あっという間に終い薬師の日がやってきました。
脊柱管狭窄症は徐々に恢復に向かい、左脚の痛みも随分楽になって、近場なら出かけることができるようになりましたが、あくまでも電動付自転車があってのことです。
そこで今月の薬師詣では、先月行った馬橋の中根寺へまた、というのも芸がない(こういうときに用いる言葉か、と自省しつつ)と思ったので、松戸駅近くの吉祥寺、と考えました。
グーグルマップで検索してみると、自転車なら所要時間は約二十分。実際に走ったことは一度もありませんが、道はほぼ平坦です。行って行けないことはなさそうですが、実際に行くか、と思うとちょっと?。
電車で行くとすれば、当然駅まで行かなければなりませんが、脊柱管狭窄症が発症して治りかけて以来、新松戸駅まで歩いたことは一度もありません。駅までは自転車……とも考えましたが、駅前で駐輪スペースを捜すのも面倒。
で、行きも帰りもエッチラオッチラと歩くことにしました。ちょっと前よりは歩みが少し早くなり、途中で疲れを覚えることもなく、背中は曲がったままですが、腰が痛くなることもなく、なんとか駅に到着することができました。
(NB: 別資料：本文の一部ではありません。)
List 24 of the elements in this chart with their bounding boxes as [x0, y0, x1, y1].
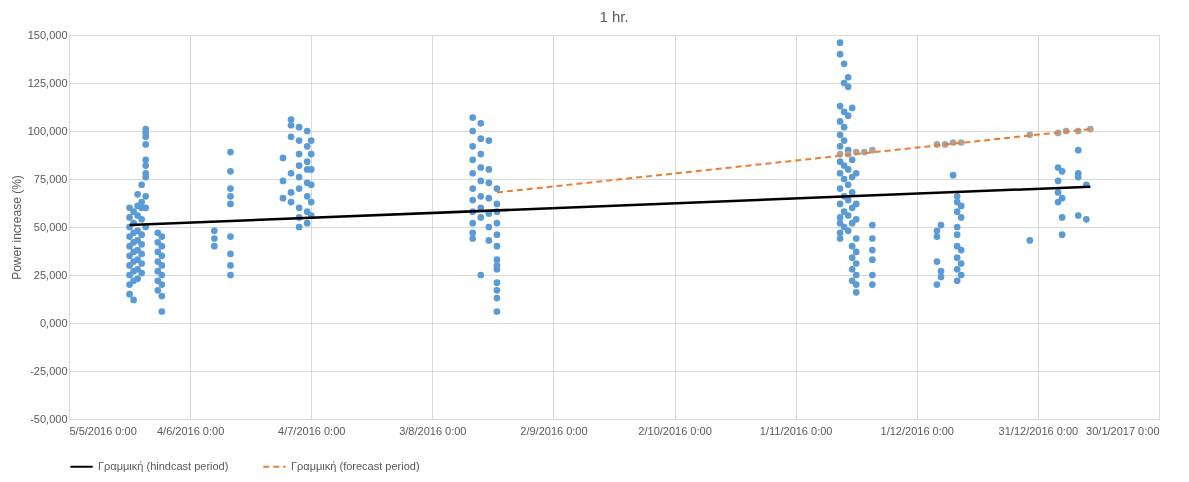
y-tick-label: -25,000	[30, 364, 68, 377]
y-tick-label: 100,000	[27, 124, 68, 137]
x-tick-label: 3/8/2016 0:00	[399, 424, 467, 437]
y-tick-label: 150,000	[27, 28, 68, 41]
legend-label: Γραμμική (hindcast period)	[98, 459, 229, 472]
point	[869, 146, 876, 154]
x-tick-label: 30/1/2017 0:00	[1086, 424, 1160, 437]
y-tick-label: 25,000	[33, 268, 68, 281]
y-tick-label: 75,000	[33, 172, 68, 185]
y-axis-title: Power increase (%)	[9, 175, 24, 280]
x-tick-label: 31/12/2016 0:00	[998, 424, 1079, 437]
x-tick-label: 4/7/2016 0:00	[278, 424, 346, 437]
chart-title: 1 hr.	[599, 8, 629, 25]
x-tick-label: 2/10/2016 0:00	[638, 424, 712, 437]
x-tick-label: 1/11/2016 0:00	[759, 424, 833, 437]
y-tick-label: 0,000	[39, 316, 68, 329]
y-tick-label: -50,000	[30, 412, 68, 425]
x-tick-label: 2/9/2016 0:00	[520, 424, 588, 437]
x-tick-label: 5/5/2016 0:00	[69, 424, 137, 437]
legend-label: Γραμμική (forecast period)	[291, 459, 420, 472]
x-tick-label: 4/6/2016 0:00	[156, 424, 225, 437]
y-tick-label: 125,000	[27, 76, 68, 89]
x-tick-label: 1/12/2016 0:00	[880, 424, 954, 437]
y-tick-label: 50,000	[33, 220, 68, 233]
電車に乗るのは三か月ぶりです。乗ってみると、相変わらずスットコドッコイが多い。いや、背中を曲げたまま、自由には歩けない自分のほうがスットコドッコイなのかもしれません。
すでに十時台でしたが、上り電車なので、それなりの乗客の多さでした。
松戸駅で降り、西口に出ました。お陰さまで今日も好天です。
ちょっと前、車で通りがかったので、なんだかよくわからなかった祠が松戸駅西口公園先にあったのが気に懸かっていました。お薬師さんにお参りする前に足を延ばしてみました。
近づいてみると、鎮座ましましていたのは、お不動さんでした。が、ざっと見渡したところ、なぜここにお不動さんが祀られているのか、由緒を示すようなものは見当たりませんでした。
すぐ近くを、降りたばかりの常磐線が走っています。
ちょっとだけ寄り道をしましたが、松戸駅から十分で吉祥寺に着きました。健常なら脚であれば何分で着けるのでしょうか。
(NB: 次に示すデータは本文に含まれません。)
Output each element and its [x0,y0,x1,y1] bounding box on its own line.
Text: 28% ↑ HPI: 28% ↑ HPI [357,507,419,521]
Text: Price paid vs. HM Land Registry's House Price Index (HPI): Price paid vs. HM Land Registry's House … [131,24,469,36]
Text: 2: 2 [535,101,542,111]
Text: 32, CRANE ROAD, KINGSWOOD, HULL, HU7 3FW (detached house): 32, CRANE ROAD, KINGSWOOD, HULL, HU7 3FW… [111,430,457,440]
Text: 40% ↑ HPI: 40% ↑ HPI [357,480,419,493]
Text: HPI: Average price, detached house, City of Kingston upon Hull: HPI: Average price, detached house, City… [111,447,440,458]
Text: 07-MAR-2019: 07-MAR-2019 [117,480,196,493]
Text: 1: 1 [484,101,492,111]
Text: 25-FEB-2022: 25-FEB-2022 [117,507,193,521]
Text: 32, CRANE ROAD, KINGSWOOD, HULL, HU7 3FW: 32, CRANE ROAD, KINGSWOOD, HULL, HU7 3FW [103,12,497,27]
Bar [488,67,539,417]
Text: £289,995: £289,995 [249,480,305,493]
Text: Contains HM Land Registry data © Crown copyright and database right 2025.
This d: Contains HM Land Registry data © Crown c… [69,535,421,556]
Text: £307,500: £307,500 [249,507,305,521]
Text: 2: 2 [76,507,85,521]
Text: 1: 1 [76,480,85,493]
寺号は吉祥寺ですが、山号は根本山。所在地も松戸市根本。地名と山号の由来は遠く弘法大師に所縁があります。
「千葉縣東葛飾郡誌」には、「當寺は大同二年(807年)僧空海當地に来錫して建立するところ、本尊薬師如来は弘法大師市刀三禮の一夜作」とありますが、実際には創建年代等は不詳とされているようです。
薬師詣でにきたのですが、礼に則ってまず本堂に参拝します。
本堂への参拝を終えて、薬師堂へ……。
小さな隙間からカメラのレンズだけ突っ込んで撮影に及びましたが、残念ながらお厨子の扉は閉ざされていました。左右に日光月光両菩薩と思われる小振りのお厨子があり、十二神将は直接見ることができます。
弘法大師作といわれる薬師如来三体のうち、もう一体は先月薬師詣でを済ませた馬橋の中根寺にあり、残りの一体はやや離れた印西市浦部の歓喜院に蔵められている、といわれています。
今日お参りした吉祥寺の薬師如来が木の根本を用いて彫られたので、地名が根本、寺の山号が根本山、先月の中根寺が木の真ん中を用いたので、地名が中根、寺号が中根寺なのに、もう一体がある歓喜院には、所在地にも寺の名にも木の上部を用いた、という証が何もないというのは一体なにゆえか、と思いますが、三体の薬師如来ということで思い当たるのは、龍の胴体が三つに分けられて落ちたところから薬師如来が祀られたという龍角寺、龍腹寺、龍尾寺の伝説です。これも三つということで、あまり余計なこと、野暮なことは考えずにお参りを済ませればいいことのようです。
帰りに通り抜けた公園では落葉盛んでした。